I'm trying to make a directory ('/home/sales/') that every user in a specified group ('sales') can modify without restraint, but anyone outside of that group can only read.

I've set up the directory to have the permissions 775, but any files created are being created with permissions 755! I've tried setting umask to 002, and still no use.

Can anyone give me any help?

Expeto 10-26-2010 12:09 PM

I use a workaround for a similar problem.

crontab this for every minute,
chmod -R 775 /home/sales/

I would love to know if there is a more elegant way of doing this

splap 10-26-2010 01:57 PM

I thought of that too, but to be honest I'm really trying to avoid that


Thanks for the help though

splap 10-26-2010 04:16 PM

Is there really no one that can help me?

Can't I change a setting somewhere? Or write a new script somewhere? Something?

GazL 10-26-2010 05:42 PM

The umask 002 should be working (assuming you're not doing anything daft like trying to use permissions on a filesystem type like FAT that doesn't support them).

What do you see if you do a
Code:

cd /home/sales
umask 002
touch testfile
ls -l testfile

?

If that works as expected, then it must be down to how the files are being created.
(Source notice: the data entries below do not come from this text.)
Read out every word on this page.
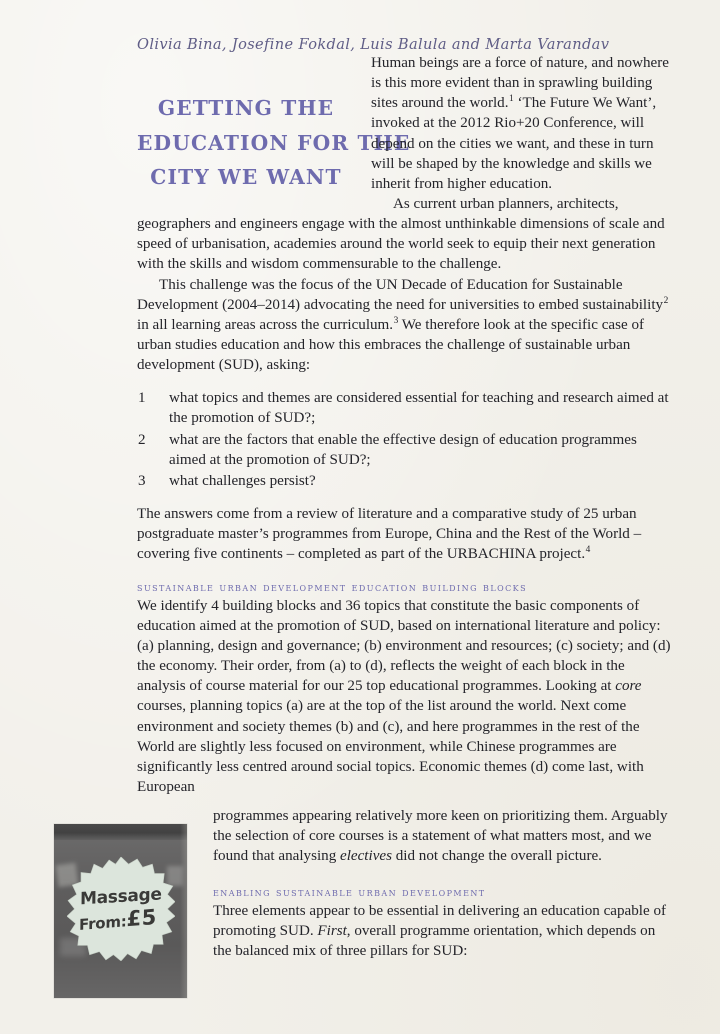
Olivia Bina, Josefine Fokdal, Luis Balula and Marta Varandav
GETTING THE
EDUCATION FOR THE
CITY WE WANT

Human beings are a force of nature, and nowhere is this more evident than in sprawling building sites around the world.$^1$ ‘The Future We Want’, invoked at the 2012 Rio+20 Conference, will depend on the cities we want, and these in turn will be shaped by the knowledge and skills we inherit from higher education.

As current urban planners, architects, geographers and engineers engage with the almost unthinkable dimensions of scale and speed of urbanisation, academies around the world seek to equip their next generation with the skills and wisdom commensurable to the challenge.

This challenge was the focus of the UN Decade of Education for Sustainable Development (2004–2014) advocating the need for universities to embed sustainability$^2$ in all learning areas across the curriculum.$^3$ We therefore look at the specific case of urban studies education and how this embraces the challenge of sustainable urban development (SUD), asking:

1 what topics and themes are considered essential for teaching and research aimed at the promotion of SUD?;
2 what are the factors that enable the effective design of education programmes aimed at the promotion of SUD?;
3 what challenges persist?

The answers come from a review of literature and a comparative study of 25 urban postgraduate master’s programmes from Europe, China and the Rest of the World – covering five continents – completed as part of the URBACHINA project.$^4$

sustainable urban development education building blocks

We identify 4 building blocks and 36 topics that constitute the basic components of education aimed at the promotion of SUD, based on international literature and policy: (a) planning, design and governance; (b) environment and resources; (c) society; and (d) the economy. Their order, from (a) to (d), reflects the weight of each block in the analysis of course material for our 25 top educational programmes. Looking at core courses, planning topics (a) are at the top of the list around the world. Next come environment and society themes (b) and (c), and here programmes in the rest of the World are slightly less focused on environment, while Chinese programmes are significantly less centred around social topics. Economic themes (d) come last, with European

Massage
From:£5

programmes appearing relatively more keen on prioritizing them. Arguably the selection of core courses is a statement of what matters most, and we found that analysing electives did not change the overall picture.

enabling sustainable urban development

Three elements appear to be essential in delivering an education capable of promoting SUD. First, overall programme orientation, which depends on the balanced mix of three pillars for SUD:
By the way, if you haven't already then you probably want to do a
chown root:sales /home/sales
chmod g+s /home/sales

in order to enforce the setting of the correct group on all new files/directories created under that directory.

splap 10-26-2010 08:33 PM

(I'm on a different computer)

I think that umask is working. But it's not for my computer, and the user who owns it can't use the terminal, nor is it really an option to teach them. Is there a way to get it to do this automatically?

GazL 10-27-2010 04:12 PM

Not reliably no. With the exception of the set-group-id on directories, the UNIX permissions system doesn't do inheritance in the same way that the NTFS permission system does. The user or program creating the file is responsible for setting the permissions on it appropriately.

You might want to read up on POSIX ACLs (man 5 ACL), but IMO they're a pain to manage and more trouble than they're worth. The cron solution already suggested is probably your easiest option.